In Bahir Dar spreek ik een feministe over andere zaken. Volgens Yodit is er een duidelijk glazen plafond in Ethiopië. Als vrouw moet je je plaats kennen en ook al werken vrouwen in alle branches, op het moment dat je ‘meer’ wilt kom je in de problemen. De Ethiopische regering heeft na een bericht van Human Rights Watch een nieuwe wet geïnstalleerd, waardoor bijna alle NGO’s moesten sluiten. Volgens de overheid was het bericht namelijk vooral zo negatief omdat de meeste NGO’s door buitenlandse geldgevers worden gefinancierd, die eigenlijk willen dat het slecht gaat met dit land. Ook Yodit vindt dat het bericht erg negatief was en de ontwikkeling van het land ontkent, ‘maar,’ zegt ze, ‘het is wel opvallend dat de meeste van die NGO’s zich met emancipatieprojecten bezighielden. En als je nu probeert om een van die projecten te financieren kom je in problemen omdat je dan wordt geassocieerd met buitenlanders die het land klein willen houden.’

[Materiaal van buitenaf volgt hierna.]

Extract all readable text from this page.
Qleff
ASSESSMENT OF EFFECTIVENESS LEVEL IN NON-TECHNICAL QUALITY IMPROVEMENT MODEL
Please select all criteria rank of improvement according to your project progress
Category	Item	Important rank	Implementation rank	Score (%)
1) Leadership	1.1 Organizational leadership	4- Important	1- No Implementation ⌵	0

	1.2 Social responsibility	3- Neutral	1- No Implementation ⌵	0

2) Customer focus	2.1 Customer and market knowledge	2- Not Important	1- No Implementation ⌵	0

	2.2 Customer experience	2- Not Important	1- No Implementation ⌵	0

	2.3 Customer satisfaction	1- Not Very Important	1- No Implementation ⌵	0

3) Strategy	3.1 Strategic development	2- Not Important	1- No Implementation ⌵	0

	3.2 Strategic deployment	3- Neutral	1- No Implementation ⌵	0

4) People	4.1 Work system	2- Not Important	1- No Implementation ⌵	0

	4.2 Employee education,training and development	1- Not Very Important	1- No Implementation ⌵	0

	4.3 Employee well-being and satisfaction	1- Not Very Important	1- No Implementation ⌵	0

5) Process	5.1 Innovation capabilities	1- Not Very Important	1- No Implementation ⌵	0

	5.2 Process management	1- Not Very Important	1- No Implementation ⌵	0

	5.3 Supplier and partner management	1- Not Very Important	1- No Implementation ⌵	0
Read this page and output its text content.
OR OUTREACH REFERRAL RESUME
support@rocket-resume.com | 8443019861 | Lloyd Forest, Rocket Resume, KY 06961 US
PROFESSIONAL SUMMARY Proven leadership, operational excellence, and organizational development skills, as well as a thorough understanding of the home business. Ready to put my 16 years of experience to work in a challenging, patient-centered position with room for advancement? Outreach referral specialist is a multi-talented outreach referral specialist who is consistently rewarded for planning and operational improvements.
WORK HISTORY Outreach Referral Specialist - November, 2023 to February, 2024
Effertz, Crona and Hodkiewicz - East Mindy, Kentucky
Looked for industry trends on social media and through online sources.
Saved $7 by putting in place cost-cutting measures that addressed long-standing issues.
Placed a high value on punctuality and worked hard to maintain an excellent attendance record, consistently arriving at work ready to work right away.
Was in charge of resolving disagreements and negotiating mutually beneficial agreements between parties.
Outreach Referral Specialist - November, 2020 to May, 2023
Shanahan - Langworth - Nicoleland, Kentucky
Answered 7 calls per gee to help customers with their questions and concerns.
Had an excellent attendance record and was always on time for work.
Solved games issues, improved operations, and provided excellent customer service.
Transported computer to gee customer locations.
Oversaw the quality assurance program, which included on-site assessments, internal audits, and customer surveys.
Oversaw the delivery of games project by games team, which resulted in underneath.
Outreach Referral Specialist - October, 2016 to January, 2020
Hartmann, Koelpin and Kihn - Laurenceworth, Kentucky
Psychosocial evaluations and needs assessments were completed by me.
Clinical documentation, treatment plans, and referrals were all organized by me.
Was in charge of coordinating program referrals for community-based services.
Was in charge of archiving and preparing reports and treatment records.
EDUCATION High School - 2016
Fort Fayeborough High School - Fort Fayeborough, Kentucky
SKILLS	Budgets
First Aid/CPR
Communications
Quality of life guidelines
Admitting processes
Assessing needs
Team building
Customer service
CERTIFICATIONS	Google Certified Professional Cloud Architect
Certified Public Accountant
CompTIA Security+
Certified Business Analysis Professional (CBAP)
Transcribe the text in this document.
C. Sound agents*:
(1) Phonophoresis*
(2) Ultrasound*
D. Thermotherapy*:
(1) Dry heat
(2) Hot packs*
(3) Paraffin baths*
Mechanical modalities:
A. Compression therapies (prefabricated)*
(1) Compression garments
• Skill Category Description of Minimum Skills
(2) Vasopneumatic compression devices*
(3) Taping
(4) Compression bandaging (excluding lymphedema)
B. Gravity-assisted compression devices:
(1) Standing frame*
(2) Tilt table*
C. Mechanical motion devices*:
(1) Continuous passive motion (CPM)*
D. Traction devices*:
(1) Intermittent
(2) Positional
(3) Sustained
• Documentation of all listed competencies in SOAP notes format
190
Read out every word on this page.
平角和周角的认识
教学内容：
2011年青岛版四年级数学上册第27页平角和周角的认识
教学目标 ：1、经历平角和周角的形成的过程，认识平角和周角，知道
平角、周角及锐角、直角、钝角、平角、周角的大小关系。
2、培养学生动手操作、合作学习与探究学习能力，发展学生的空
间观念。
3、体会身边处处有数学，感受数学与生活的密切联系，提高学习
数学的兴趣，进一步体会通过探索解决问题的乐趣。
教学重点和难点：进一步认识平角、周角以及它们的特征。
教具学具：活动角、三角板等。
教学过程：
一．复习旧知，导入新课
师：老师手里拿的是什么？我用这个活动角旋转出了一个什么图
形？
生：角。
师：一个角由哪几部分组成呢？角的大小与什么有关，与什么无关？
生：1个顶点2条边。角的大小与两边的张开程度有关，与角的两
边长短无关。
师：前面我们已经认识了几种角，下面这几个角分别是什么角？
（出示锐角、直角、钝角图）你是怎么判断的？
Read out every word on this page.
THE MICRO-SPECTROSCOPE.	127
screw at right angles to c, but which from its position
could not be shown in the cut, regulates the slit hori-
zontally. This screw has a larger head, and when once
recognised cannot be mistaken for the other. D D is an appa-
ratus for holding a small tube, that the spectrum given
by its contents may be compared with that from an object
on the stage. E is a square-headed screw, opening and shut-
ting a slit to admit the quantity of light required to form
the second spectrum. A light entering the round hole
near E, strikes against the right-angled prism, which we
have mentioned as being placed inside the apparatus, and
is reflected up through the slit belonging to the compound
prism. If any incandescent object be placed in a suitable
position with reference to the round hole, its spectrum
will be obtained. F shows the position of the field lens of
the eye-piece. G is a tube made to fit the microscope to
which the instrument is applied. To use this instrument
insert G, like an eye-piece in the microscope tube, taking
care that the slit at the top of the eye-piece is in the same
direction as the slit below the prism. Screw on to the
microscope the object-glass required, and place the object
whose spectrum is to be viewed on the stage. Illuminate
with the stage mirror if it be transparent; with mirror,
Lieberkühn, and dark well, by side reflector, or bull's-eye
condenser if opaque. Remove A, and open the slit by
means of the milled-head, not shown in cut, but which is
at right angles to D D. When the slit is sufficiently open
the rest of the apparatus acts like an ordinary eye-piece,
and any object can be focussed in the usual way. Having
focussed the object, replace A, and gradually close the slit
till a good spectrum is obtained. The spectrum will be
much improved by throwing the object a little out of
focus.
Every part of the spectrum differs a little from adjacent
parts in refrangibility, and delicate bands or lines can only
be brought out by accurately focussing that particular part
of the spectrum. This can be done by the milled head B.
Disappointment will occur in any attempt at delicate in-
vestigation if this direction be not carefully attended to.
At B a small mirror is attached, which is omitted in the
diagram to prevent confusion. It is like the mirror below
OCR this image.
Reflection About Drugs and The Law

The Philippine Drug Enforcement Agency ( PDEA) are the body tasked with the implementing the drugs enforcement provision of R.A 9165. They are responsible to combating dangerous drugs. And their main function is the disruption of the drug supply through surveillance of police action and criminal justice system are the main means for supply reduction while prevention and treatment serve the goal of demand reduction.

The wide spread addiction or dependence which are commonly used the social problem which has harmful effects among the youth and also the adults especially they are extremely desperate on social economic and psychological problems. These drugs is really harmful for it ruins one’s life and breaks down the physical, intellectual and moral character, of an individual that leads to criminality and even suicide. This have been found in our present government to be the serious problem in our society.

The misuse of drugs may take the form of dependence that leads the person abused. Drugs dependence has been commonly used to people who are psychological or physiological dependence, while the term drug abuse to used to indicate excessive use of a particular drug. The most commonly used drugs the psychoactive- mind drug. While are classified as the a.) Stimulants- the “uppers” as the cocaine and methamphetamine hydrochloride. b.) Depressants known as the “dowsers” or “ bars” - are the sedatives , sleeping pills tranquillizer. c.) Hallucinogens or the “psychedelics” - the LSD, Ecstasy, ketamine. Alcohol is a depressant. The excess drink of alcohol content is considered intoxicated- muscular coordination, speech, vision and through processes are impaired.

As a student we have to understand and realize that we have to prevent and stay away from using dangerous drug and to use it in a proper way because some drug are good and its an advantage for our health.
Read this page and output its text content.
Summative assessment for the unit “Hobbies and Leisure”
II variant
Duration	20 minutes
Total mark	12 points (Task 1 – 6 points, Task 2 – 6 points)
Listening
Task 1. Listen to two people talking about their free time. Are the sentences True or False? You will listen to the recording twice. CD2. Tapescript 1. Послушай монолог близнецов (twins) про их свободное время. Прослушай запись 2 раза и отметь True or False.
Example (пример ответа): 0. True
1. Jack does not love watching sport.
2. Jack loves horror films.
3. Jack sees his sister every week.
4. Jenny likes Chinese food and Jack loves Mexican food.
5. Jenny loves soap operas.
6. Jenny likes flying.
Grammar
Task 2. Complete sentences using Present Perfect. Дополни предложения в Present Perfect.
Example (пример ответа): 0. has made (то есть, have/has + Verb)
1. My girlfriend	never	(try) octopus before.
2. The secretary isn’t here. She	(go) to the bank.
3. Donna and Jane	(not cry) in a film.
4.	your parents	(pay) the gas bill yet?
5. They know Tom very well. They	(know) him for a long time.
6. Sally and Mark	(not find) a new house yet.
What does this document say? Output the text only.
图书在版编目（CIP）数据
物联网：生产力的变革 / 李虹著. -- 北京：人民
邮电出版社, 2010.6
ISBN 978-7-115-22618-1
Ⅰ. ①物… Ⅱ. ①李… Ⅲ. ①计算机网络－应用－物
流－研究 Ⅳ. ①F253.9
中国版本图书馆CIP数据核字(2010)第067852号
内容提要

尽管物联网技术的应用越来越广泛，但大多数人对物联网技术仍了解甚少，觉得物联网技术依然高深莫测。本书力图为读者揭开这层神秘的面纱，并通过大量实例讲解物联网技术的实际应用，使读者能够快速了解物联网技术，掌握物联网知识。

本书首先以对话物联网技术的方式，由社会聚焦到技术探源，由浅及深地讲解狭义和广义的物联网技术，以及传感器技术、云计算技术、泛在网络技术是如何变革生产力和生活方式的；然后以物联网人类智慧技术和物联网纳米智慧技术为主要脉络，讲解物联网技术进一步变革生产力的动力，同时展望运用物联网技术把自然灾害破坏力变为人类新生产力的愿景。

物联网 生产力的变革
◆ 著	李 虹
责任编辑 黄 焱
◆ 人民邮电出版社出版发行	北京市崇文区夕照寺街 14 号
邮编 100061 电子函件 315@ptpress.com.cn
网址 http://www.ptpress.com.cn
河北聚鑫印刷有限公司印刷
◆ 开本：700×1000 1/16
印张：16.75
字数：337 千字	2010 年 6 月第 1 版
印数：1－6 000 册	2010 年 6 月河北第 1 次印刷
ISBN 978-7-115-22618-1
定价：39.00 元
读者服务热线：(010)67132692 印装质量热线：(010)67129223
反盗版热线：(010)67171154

Een stad verder, in Gundar, ontmoet ik op het busstation een verpleegster. Zij schetst weer een compleet ander beeld. Ze komt net van een congres over familieplanning, georganiseerd door de overheid. Tijdens het congres zijn nieuwe manieren gezocht om in contact te komen met vrouwen en ze voor te lichten over anticonceptie. ‘Want,’ zegt de verpleegster, ‘het land kan alleen maar groeien als de vrouwen hun rechten kennen.’

Ook in Ethiopië heeft de waarheid vele gezichten.